17 Feb 2014
Metal fence thief told to prepare for prison
Posted by Super User

In a rather curious incident, an Elland man has recently been found guilty of stealing metal fencing belonging to the Network Rail and has been sentenced to a term in prison. Jason Stott, 41, was found by uniformed officers in the Lowlands Way area of Elland, presumably in the act. At the time, Stott denied the accusations, stating that he was instead planning on moving the metal fencing back as part of a larger construction plan.  

Unfortunately for Stott, further inquiry revealed that no construction plans had been drawn up for this particular section of the Network Rail. The rail serves quite a valuable purpose, frustrating attempts by pedestrians who are intent on finding their way onto the tracks. After further examination of Stott's personal effects, a variety of texts were found that indicated he planned on selling the fencing units after he had stolen them. Additionally, police found previously stolen panels in the car port of his home.

Although Stott maintained his innocence throughout the proceedings, the trial jury returned a unanimous guilty verdict in a brief period of time. Stott was unable to provide the necessary evidence to further reinforce his claims that he was indeed operating as a construction contractor as opposed to a thief. Although Judge John Potter told Stott that he had yet to make up his mind regarding a punishment, he warned him to prepare for a custodial sentence.

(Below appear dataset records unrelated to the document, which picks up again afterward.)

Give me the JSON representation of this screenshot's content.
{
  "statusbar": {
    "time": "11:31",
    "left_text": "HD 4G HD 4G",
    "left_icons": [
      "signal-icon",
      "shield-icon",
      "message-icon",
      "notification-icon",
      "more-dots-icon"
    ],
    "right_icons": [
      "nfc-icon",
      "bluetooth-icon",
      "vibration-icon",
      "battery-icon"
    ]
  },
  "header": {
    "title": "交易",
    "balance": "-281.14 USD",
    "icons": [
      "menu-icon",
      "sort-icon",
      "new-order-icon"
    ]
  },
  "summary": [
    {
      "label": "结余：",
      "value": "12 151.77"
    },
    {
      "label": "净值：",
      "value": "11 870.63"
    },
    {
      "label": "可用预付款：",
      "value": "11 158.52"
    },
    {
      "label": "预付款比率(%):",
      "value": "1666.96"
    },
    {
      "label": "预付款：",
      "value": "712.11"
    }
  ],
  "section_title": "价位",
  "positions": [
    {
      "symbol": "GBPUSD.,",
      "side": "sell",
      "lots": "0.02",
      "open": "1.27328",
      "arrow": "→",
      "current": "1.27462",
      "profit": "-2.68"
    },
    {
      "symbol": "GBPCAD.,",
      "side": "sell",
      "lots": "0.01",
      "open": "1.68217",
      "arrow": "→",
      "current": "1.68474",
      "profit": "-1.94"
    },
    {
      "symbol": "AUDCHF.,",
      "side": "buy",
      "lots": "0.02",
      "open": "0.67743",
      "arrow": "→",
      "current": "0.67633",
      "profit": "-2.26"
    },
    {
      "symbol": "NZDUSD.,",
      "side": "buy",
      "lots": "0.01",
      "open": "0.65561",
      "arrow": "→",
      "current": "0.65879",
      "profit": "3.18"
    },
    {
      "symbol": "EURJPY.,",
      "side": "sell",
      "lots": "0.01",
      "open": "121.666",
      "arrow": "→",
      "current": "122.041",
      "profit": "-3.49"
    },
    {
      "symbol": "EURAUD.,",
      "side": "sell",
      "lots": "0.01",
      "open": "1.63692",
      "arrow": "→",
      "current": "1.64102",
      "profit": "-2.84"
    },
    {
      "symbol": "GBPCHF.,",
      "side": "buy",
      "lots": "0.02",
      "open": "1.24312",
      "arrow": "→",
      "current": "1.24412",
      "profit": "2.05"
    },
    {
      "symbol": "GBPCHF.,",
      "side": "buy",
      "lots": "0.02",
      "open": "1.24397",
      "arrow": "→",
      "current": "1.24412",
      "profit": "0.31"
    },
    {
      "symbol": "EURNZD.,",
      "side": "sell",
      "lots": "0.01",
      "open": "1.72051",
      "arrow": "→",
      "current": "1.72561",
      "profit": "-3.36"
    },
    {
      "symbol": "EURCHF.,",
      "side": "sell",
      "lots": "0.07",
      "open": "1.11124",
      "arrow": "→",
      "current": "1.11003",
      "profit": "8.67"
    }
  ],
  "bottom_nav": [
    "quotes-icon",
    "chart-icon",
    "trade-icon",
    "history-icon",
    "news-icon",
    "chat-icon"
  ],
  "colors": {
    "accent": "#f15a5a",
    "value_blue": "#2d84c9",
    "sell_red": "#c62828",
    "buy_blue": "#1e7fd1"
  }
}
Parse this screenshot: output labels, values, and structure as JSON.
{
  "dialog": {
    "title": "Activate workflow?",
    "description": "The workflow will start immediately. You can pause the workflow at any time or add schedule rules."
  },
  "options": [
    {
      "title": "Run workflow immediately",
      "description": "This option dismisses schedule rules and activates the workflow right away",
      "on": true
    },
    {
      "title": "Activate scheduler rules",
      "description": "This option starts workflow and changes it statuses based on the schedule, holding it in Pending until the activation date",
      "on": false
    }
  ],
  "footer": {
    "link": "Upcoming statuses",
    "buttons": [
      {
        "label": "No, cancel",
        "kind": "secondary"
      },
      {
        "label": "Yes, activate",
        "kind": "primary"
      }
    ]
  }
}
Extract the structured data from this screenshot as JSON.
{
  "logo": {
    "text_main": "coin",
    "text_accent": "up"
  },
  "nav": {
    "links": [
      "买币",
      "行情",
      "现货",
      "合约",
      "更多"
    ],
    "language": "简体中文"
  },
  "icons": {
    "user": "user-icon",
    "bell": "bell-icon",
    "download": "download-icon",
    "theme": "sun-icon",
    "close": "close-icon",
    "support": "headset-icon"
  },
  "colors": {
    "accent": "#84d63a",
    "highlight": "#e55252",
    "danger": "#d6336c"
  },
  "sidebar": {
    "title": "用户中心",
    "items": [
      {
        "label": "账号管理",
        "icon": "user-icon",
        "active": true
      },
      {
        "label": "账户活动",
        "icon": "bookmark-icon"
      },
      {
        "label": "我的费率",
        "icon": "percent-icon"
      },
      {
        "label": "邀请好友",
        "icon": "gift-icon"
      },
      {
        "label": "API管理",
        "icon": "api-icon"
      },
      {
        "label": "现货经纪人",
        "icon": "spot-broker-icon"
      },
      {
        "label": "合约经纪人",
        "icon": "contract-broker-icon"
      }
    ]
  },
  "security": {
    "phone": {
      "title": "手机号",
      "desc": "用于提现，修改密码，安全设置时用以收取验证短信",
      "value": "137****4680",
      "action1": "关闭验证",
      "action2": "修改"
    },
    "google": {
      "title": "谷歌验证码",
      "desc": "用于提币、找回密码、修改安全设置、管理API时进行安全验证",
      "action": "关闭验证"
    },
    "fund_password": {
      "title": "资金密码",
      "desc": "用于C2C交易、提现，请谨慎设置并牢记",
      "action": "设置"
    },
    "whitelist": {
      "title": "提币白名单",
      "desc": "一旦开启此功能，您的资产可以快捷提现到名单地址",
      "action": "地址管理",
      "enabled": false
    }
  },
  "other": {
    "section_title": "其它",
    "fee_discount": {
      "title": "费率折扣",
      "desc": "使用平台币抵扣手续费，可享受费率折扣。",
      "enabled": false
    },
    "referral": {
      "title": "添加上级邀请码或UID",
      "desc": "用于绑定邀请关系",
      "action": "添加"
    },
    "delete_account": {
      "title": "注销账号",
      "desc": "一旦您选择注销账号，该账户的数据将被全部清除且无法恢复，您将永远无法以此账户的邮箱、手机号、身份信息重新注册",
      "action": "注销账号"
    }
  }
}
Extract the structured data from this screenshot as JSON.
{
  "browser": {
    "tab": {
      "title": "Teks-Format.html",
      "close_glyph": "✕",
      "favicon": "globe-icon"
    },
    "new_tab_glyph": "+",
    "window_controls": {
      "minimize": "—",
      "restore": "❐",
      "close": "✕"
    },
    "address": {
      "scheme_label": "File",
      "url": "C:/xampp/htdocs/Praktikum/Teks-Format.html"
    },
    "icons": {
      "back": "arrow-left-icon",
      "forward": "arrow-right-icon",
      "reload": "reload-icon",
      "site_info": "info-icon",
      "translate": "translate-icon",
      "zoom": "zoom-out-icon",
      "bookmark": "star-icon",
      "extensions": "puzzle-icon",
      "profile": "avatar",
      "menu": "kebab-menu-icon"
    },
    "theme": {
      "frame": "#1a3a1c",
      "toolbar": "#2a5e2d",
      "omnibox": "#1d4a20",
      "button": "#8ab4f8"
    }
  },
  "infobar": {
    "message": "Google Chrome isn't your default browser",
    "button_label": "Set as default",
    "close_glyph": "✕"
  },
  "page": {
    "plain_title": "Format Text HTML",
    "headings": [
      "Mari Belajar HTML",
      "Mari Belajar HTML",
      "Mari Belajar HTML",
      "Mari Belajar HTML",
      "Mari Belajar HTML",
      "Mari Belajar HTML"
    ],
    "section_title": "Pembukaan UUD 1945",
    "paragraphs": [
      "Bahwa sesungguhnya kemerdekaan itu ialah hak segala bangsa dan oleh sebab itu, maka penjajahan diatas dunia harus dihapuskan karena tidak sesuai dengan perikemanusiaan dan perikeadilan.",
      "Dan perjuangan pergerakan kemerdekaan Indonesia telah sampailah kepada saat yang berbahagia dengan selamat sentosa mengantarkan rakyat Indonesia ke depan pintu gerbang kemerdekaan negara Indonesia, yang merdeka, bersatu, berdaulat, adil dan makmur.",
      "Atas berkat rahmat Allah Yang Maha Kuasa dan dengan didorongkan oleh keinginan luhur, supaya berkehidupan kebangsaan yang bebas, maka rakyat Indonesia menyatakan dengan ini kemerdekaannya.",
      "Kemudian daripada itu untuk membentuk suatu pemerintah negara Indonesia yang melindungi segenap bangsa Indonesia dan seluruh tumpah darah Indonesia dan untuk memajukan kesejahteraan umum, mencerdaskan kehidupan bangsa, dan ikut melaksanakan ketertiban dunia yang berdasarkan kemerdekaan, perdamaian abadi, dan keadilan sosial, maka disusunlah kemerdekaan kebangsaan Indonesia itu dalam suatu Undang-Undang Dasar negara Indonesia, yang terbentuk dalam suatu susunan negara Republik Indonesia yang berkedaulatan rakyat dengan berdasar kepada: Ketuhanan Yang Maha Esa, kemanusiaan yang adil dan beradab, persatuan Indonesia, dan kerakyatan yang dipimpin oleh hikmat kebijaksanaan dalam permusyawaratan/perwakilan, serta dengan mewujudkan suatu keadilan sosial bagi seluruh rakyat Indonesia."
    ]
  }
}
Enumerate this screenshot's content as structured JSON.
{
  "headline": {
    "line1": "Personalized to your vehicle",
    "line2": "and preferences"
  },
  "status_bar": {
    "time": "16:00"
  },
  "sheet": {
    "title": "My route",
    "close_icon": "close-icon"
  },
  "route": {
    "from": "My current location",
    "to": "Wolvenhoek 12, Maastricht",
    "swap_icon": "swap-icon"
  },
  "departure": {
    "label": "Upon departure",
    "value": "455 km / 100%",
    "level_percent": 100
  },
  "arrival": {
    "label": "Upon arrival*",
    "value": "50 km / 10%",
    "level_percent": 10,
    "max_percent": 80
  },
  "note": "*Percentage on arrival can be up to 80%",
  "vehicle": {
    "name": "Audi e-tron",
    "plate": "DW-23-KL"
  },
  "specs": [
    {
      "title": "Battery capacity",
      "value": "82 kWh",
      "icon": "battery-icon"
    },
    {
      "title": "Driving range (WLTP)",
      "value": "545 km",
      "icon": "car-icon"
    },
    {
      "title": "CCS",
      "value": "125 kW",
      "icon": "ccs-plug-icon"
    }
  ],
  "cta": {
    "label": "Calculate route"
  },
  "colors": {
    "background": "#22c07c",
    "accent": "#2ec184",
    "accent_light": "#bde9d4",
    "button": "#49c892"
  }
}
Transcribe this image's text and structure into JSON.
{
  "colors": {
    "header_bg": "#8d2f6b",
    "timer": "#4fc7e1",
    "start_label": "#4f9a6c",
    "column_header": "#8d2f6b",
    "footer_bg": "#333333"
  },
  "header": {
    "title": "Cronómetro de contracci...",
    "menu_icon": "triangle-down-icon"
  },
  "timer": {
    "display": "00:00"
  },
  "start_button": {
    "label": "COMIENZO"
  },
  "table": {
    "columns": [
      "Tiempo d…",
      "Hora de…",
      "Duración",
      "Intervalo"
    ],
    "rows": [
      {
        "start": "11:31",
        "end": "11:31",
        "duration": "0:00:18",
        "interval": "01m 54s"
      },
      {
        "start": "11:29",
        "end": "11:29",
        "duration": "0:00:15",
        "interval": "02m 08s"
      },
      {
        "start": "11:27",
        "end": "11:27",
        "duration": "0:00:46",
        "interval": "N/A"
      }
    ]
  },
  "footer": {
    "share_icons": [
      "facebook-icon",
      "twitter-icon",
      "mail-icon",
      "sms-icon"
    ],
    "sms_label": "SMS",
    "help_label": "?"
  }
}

An integral element of determining the severity of Stott's punishment is related to the crucial role these fencing units play in maintaining safety and order around the Network Rail. Fencing products such as these ensure that the Network Rail can operate efficiently, devoid of personal injury or harm. Stott's actions, had they not been stopped, could have greatly reduced general safety in the area until the fencing was replaced. Because of this, it's no surprise that Stott would be placed in a position to receive a lofty punishment that is, arguably, in keeping with the nature of his crimes. Although his efforts were thwarted, his actions were, nonetheless, severe in nature and potentially harmful to the citizens of Elland.